I’m lying on my side staring into my stomach. I’m getting a nasal endoscopy – a video camera at the end of tube inserted via my nostrils – and I think I’ve been conned.
Before coming to the operating room, I had a chat with a nurse who checked my medical history and then gave me a spray to numb my nostrils and throat.
“We’ve just started carrying out these procedures at this hospital, but don’t worry, you’ve got Dr Sinclair and he carries out lots of them. There may be some other doctors though as they want to know what to do.”
Great, I thought. I’ve got good ol’ Steady Hands Sinclair. Nothing to worry about.
Except, I’m now on my side, a cable down my nose and throat and stomach and the doctor pushing the cable down my gullet is shouting “Whoa ahh! I always perform best under pressure!” like he’s Tom Cruise in Top Gun. This can’t be Steady Hands Sinclair?!?!
I’m not nervous, I don’t know enough about what’s going on to be nervous. I just trust that everyone knows what they’re doing. But now the Doctor is saying “I’m running out of scope!” and I’m not sure if I’ve got a surgeon or a submarine captain.
It’s a strange experience to see your insides on a screen in front of you. I don’t even know why they do so. Who thought: “I know what a patient wants to see when we carry out an endoscopy, they want to see it live on screen, so lets get a second telly so they can watch it themselves.”

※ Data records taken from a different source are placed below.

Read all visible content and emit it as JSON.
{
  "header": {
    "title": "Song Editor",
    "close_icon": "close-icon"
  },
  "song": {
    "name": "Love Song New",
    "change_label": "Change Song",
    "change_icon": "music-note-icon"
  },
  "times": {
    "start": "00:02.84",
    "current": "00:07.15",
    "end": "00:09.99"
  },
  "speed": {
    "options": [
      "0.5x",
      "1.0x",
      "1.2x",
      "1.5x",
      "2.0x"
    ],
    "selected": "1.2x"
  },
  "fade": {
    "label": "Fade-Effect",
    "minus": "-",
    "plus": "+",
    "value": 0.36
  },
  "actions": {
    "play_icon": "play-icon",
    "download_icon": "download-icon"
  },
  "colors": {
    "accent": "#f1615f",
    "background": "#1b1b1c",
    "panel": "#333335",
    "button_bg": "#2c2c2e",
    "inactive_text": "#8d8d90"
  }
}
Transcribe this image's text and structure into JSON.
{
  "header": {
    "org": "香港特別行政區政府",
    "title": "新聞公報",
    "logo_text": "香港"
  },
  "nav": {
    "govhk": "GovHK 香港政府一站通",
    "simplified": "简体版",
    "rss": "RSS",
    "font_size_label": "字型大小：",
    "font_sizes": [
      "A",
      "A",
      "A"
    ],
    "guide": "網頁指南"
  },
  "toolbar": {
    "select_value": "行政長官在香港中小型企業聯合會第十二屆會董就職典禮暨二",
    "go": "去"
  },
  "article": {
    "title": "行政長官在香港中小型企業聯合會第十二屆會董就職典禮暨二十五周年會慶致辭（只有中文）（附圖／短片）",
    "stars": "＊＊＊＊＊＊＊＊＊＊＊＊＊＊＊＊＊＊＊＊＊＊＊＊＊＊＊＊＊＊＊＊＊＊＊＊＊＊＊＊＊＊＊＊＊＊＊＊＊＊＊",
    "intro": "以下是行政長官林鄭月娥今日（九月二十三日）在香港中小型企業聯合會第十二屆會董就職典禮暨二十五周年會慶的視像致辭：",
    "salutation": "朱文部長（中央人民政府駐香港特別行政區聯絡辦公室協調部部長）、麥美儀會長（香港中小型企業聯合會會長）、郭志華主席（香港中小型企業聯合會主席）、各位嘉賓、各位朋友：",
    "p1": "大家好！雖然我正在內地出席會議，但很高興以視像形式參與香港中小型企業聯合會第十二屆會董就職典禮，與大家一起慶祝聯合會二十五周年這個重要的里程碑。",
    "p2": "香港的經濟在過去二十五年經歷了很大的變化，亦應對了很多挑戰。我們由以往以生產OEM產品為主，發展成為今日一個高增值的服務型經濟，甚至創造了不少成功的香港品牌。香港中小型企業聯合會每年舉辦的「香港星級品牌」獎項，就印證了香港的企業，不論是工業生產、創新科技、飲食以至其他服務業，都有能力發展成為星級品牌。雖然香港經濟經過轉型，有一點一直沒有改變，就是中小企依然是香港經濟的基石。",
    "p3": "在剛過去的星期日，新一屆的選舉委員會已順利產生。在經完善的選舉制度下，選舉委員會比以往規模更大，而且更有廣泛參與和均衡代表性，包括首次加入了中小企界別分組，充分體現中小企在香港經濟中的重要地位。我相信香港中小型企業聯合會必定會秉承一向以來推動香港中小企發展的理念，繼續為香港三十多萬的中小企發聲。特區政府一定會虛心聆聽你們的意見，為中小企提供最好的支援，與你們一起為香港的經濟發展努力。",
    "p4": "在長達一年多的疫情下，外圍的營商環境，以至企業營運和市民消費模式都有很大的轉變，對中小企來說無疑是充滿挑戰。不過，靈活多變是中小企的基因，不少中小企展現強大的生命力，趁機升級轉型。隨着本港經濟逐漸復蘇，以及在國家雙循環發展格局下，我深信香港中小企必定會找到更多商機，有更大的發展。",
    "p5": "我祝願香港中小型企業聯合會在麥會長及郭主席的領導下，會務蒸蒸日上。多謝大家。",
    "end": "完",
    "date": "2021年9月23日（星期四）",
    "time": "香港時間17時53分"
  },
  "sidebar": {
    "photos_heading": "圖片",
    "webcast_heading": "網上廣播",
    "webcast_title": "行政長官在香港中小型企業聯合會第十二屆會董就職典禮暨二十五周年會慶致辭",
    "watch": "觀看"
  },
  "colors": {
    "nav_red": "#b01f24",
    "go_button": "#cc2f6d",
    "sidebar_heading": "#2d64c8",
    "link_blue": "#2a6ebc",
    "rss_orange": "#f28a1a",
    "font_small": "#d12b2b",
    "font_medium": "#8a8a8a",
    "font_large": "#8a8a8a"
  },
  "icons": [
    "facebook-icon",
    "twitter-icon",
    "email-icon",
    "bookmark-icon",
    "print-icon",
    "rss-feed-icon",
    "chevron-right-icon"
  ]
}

So, I watch the camera approach my nostil, which I assume will be the easiest entry the Doctor will have all day as my nose is so big you could thread the Flying Scotsman down it. Then I watch it pass the back of the throat, through my vocal cords and then into a pink ribbed stomach and gut.
I stop watching.
“Are you okay,” asks a nurse.
I can still talk, the cable doesn’t block my mouth but it’s uncomfortable with my throat numb and the plastic snake sliding through my belly so I just nod. But what I want to say is “Switch the channel! I don’t want to watch this! Put on Homes Under the Hammer!”
While the Doctor is pushing the tube and saying “C’mon, c’mon” like he’s a ten pin bowler trying to direct a strike.
This only takes four minutes. It feels longer. Maybe it was longer, but it feels like it won’t end until it does and I’m handed some wipes for my face and the doctor says “everything looks normal.”
That’s good to know but I didn’t need to see it. I would have just believed him.